Le eredità artistiche e teoriche di Marcel Broodthaers, morto nel 1976 lo stesso giorno del suo cinquantaduesimo compleanno, hanno permeato la fenomenologia dell’arte dagli anni Sessanta a oggi. Non sempre però il pubblico riconosce nelle pratiche attuali la sua primogenitura e la profonda reinvenzione dei linguaggi, tra cui l’ideazione di un nuovo modello di museo.
Al MAMbo il merito di avergli dedicato il giusto plauso italiano con la mostra “L’Espace de l’écriture”, curata da Gloria Moure e incentrata sulle opere prodotte tra il 1968 e il 1975. La scrittura resa immagine, l’amore per la poesia di Stéphane Mallarmé, l’idea magrittiana di una pluralità di senso tra le parole e le cose orientano concettualmente la trama espositiva. L’installazione La Salle Blanche del 1975 ne rappresenta una sintesi ideale: collocato nella sala centrale del museo, l’ambiente è lo spaccato di una stanza vuota dai muri ricoperti di decine di parole scritte in nero che paiono “echeggiare” nello spazio, suggerendo una rete mentale di relazioni possibili tra parola, immagine e oggetto. L’opera è anche una critica aperta alle istituzioni, ai modi codificati di rappresentare l’arte, all’idea stessa di museo, temi tutti riassunti nel suo progetto più famoso “Le Musée d’Art Moderne”, di cui si possono vedere in mostra altri lavori come Un Jardin d’Hiver II del 1974, uno spazio caratterizzato dal “décor” di piante, sedie, disegni e proiezioni filmiche, a cui s’ispirano oggi molti giovani artisti e curatori.

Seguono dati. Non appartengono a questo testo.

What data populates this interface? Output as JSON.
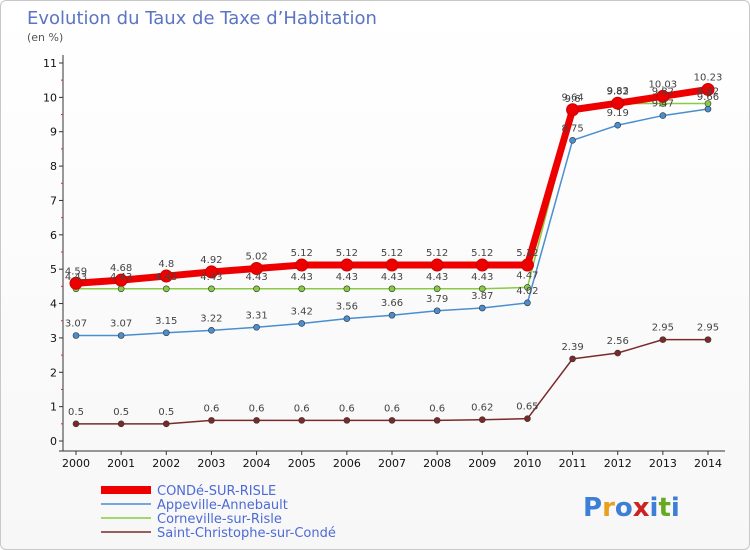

La decostruzione del linguaggio è sviluppata genialmente in due celebri opere del 1969. Il cortometraggio in bianco e nero La Pluie (projet pour un texte) mostra il tentativo fallimentare dell’artista di scrivere un testo sotto la pioggia che cancella inesorabilmente l’inchiostro. Nell’installazione Un coup de dés jamais n’abolira le hasard. Image, esposta nella sezione “La spazializzazione della poesia”, l’azione di cancellare si trasforma invece in un atto di costruzione dell’immagine: su placche in alluminio l’artista ha inciso sequenze di rettangoli neri che sostituiscono le parole mallarmeane del libro Un coup de dés, traducendo così plasticamente l’idea stessa di parola, di pagina, e giocando sul confine tra presenza-assenza.